O’Leary recently saw four different people she knew on a trip to the store. Although there are always unfamiliar faces too, O’Leary thinks the store’s location sets it up to be a community center.

“It’s kind of hard to find unless you happen to live in the neighborhood,” she said. “It’s literally a hidden gem.”

If little Vons is turned into a different grocery store, people would adapt, O’Leary said. A larger concern, both she and Widmer said, is that the new owner might sell the building to a developer who would build an apartment complex or condos.

“What we’ve been battling in Westchester is them trying to put up apartment buildings and multi units,” Widmer said, touching on a common tension in Los Angeles between residents of single-family homes and those who want to address a lack of housing with higher-density buildings. “I can only imagine somebody trying to get a hold of Vons and turning it into apartments.”

The streets surrounding little Vons are quiet and wide, lined with homes and shrubbery. The neighborhood has a secluded, suburban feel, despite being adjacent to a bustling airport.

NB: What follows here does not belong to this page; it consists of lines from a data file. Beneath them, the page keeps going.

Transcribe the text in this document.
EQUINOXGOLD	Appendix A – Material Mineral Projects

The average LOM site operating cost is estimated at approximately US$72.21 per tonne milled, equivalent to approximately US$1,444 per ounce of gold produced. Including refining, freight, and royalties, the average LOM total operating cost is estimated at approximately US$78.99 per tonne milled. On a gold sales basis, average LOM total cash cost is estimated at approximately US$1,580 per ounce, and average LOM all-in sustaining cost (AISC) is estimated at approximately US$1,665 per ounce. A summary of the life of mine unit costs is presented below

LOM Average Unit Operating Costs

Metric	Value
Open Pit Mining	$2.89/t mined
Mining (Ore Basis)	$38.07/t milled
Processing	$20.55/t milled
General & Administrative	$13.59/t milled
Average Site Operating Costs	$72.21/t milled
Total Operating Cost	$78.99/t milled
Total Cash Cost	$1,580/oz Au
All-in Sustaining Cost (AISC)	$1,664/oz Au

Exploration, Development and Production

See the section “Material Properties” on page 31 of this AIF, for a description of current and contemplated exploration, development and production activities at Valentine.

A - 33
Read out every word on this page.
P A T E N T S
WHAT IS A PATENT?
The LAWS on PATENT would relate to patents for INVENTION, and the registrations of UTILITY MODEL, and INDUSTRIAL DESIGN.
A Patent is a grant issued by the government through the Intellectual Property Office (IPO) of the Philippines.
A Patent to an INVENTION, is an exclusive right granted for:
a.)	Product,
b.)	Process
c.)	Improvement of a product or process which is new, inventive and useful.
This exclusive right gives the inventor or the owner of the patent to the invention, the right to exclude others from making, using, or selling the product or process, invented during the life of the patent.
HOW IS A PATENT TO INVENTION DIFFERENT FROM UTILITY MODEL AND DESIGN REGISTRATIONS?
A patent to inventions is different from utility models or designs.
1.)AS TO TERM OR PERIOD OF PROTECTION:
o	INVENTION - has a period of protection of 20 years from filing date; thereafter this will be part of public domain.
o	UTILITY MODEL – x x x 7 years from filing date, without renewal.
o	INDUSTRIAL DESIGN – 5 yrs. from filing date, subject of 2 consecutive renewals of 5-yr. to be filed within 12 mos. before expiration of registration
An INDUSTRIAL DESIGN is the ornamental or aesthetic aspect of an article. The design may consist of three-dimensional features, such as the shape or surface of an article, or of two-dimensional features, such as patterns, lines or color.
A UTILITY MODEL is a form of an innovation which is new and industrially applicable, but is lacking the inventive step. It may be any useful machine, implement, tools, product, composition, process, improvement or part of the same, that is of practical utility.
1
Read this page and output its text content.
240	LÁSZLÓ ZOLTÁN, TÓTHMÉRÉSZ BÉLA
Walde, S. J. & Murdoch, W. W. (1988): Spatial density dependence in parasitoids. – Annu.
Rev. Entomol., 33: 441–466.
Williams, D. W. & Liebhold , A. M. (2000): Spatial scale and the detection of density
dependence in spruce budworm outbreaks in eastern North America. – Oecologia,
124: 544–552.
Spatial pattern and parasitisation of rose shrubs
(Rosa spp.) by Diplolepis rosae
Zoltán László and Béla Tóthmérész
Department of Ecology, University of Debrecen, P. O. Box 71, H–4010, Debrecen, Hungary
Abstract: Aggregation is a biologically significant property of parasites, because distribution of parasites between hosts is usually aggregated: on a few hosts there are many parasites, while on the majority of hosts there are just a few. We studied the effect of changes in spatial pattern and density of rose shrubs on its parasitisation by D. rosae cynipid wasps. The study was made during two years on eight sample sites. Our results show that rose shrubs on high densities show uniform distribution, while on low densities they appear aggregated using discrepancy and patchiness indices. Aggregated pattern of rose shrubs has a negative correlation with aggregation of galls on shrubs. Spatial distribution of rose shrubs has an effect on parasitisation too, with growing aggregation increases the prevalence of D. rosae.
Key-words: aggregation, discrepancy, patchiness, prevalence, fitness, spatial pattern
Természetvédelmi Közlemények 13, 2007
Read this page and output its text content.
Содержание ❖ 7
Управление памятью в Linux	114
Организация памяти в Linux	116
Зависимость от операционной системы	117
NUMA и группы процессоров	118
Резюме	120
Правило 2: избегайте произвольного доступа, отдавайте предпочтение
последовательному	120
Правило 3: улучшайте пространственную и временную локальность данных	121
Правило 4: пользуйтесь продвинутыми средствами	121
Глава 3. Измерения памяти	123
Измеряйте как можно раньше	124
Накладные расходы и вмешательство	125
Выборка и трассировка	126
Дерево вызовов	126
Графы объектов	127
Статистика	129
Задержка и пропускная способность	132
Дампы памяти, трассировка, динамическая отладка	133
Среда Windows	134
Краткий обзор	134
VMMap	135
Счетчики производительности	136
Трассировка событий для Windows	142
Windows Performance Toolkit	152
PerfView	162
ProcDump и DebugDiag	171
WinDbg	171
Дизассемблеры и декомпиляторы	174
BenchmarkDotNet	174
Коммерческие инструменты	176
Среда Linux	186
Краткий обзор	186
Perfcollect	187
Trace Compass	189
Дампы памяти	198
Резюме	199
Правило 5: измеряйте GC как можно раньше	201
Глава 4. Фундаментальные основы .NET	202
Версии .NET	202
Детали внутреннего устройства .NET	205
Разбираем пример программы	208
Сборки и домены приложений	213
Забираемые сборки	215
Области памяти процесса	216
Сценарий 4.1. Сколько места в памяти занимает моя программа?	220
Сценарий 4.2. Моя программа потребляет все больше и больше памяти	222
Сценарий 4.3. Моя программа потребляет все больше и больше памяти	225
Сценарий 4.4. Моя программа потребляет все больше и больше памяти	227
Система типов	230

Although Vons is a chain, the Westchester Vons has pulled off an unlikely transformation into a local store, earning its place in the community, residents say. Tsakoumakis said that the potential sale of little Vons fits into a pattern he’s seen developing for years.

“You go to any neighborhood that used to have mom-and-pop shops everywhere and now you only see the brands that you recognize,” he said. “It’s a trend that I don’t particularly care for.”